The Kroger Albertsons merger hearing has ended. What happens next?
PORTLAND, Ore. – Attorneys for the Federal Trade Commission and Kroger and Albertsons ended their three-week court battle the same way they started: diametrically opposed over whether the two grocery rivals should be permitted to join forces.
Lawyers for the regulator said the $25 billion proposed transaction would eliminate critical grocery store competition and lead to higher prices for consumers while endangering jobs for tens of thousands of workers and threatening communities with potential store closures and food deserts.
Parting thoughts as hearing concludes
“Consumers depend on competition,” FTC attorney Susan Musser told the court, dismissing the grocers’ argument that consumers were awash in competition with a variety of retailers selling food. “Common sense says these aren’t a good substitute for supermarkets.”
Attorneys for Kroger and Albertsons insisted the deal would boost competition by strengthening both companies as a unified company, repeated company promises to lower grocery prices by $1 billion and not to close stores or lay off front-line workers.
“Millions of shoppers are going to see their bills go down,” Kroger attorney Matt Wolf told the court, adding workers would see their pay increase and communities would enjoy Kroger stores in addition to proliferating Walmarts and Aldis.
Dueling concepts of competition
Fundamental disagreements define the case: regulators contend they must preserve competition among traditional grocery stores because they offer a unique consumer benefits, primarily a selection of tens of thousands of items under one roof.
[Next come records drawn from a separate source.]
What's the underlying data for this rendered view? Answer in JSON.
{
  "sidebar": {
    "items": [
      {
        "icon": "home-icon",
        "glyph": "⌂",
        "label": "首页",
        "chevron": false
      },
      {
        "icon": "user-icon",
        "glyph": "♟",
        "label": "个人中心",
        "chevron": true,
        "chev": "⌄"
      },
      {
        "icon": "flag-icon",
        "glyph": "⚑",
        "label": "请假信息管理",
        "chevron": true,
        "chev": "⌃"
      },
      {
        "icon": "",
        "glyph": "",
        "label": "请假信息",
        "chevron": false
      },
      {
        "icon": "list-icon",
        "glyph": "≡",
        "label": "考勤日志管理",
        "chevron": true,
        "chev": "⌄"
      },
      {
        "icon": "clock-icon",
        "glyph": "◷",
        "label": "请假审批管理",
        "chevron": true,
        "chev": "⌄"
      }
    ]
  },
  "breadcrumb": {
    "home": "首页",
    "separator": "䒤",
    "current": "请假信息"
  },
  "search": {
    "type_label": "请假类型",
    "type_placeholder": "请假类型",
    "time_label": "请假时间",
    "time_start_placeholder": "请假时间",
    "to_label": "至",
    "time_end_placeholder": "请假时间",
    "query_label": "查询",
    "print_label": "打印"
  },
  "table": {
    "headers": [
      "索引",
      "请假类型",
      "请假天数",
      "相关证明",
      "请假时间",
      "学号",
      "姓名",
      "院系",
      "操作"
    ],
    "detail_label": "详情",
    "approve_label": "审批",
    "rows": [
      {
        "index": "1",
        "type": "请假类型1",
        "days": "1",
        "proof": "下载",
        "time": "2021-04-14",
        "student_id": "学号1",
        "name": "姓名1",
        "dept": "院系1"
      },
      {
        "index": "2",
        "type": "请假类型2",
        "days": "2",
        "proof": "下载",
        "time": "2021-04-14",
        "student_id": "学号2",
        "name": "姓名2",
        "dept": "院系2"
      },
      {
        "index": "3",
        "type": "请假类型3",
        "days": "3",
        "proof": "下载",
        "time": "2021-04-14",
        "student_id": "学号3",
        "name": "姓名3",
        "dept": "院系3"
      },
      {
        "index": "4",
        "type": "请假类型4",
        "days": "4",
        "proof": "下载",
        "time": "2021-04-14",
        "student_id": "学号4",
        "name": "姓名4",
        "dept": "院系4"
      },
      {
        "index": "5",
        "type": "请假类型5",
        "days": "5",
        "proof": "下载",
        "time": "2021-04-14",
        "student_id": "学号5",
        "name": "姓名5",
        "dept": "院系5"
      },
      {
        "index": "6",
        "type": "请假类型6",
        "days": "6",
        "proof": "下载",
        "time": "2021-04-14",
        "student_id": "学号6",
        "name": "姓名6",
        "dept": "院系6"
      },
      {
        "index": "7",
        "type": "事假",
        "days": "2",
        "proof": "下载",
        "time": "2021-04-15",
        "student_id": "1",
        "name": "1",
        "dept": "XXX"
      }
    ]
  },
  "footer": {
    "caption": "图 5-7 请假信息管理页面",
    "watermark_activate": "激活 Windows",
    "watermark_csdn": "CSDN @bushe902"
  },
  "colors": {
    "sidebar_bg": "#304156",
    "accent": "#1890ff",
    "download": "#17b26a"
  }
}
That’s a problem for Kroger and Albertsons who want to join because while there are retailers that are larger grocers, they are the No. 1 and No. 2 “one-stop shop” supermarkets, according to regulators’ vision of their industry.
Kroger and Albertsons contend their industry has changed and continues to do so and that regulators should consider any retailer selling food a grocery competitor. Such a viewpoint also makes it much easier to justify the transaction, which would give the combined companies nearly as large a grocery business as the largest grocer in the world: Walmart, which sold $264 billion in food in the U.S. alone last year.
While regulators consider supercenters like Walmart and Target as comparable, they don’t consider such food-selling retailers, such as Costco, Aldi, Trader Joe’s or Dollar General as comparable peers, largely due to their much smaller selections.
Besides the irreconcilable views on peer groups, both sides sharply differ on how to evaluate local markets to determine if the merger would give the merged company too big a share of local sales. The debates over defining local markets resemble lawmakers attempting to re-draw legislative districts.
What's next?
US District Judge Adrienne Nelson said she would take the case under advisement and promised to “work as quickly as possible” to render her decision on whether to grant a court order barring the deal as federal regulators continue their broader case in a court in Washington, D.C. Still, Nelson said she was offering “no timeline” for her ruling.
Both sides have until Sept. 27 to submit their final written arguments to the court, which Nelson will use as part of her deliberation.
While the proceeding was technically a hearing for a preliminary injunction, antitrust regulators say such hearings amount to a “mini-trial” where regulators must convince a judge they have a likelihood of ultimately winning their case. Many mergers that lose such hearings give up their plans to merge as losses mean unacceptable and expensive delays – an attorney for Kroger at the beginning of the hearing cautioned the deal “will not occur” if it loses the ruling.
More: Map shows all the stores slated to be sold in Kroger-Albertsons merger
Unions oppose the merger
A group of merger opponents led by six chapters of the United Food and Commercial Workers International Union, called Stop the Merger, said the hearing unearthed new details that made them even more opposed to the proposed deal.
“Evidence that came out during the trial only elevated the level of concern from unions and the public at large about the looming harm that would be caused if the merger goes through, as well as increased the level of distrust of the CEOs and other executives running the companies,” the group said Tuesday.
How big is this merger?
First announced in October 2022, Cincinnati-based Kroger wants to buy all outstanding shares of Boise, Idaho-based Albertsons, adding most of its employees and stores to its supermarket operation. To counter concerns about maintaining competition, Kroger has agreed to sell 579 stores to C&S Wholesale Grocers, a grocery supplier that also operates about two dozen retail supermarkets, including Piggly Wiggly.
Upon completion, Kroger would operate more than 4,400 supermarkets (up from 2,700) generating about $208 billion in annual sales (compared to $150 billion before). If approved, Kroger would employ about 640,000 workers (up from about 414,000 currently), which could make it one of the 10 largest private employers in the world.
However, regulators at both federal and state levels have expressed deep concerns. They are worried C&S Wholesale Grocers' limited experience as a retailer will prevent it from being a strong competitor and that could lead to higher prices for consumers. They are also worried about the job security of the 60,000 workers that could be moved to C&S Wholesale Grocers.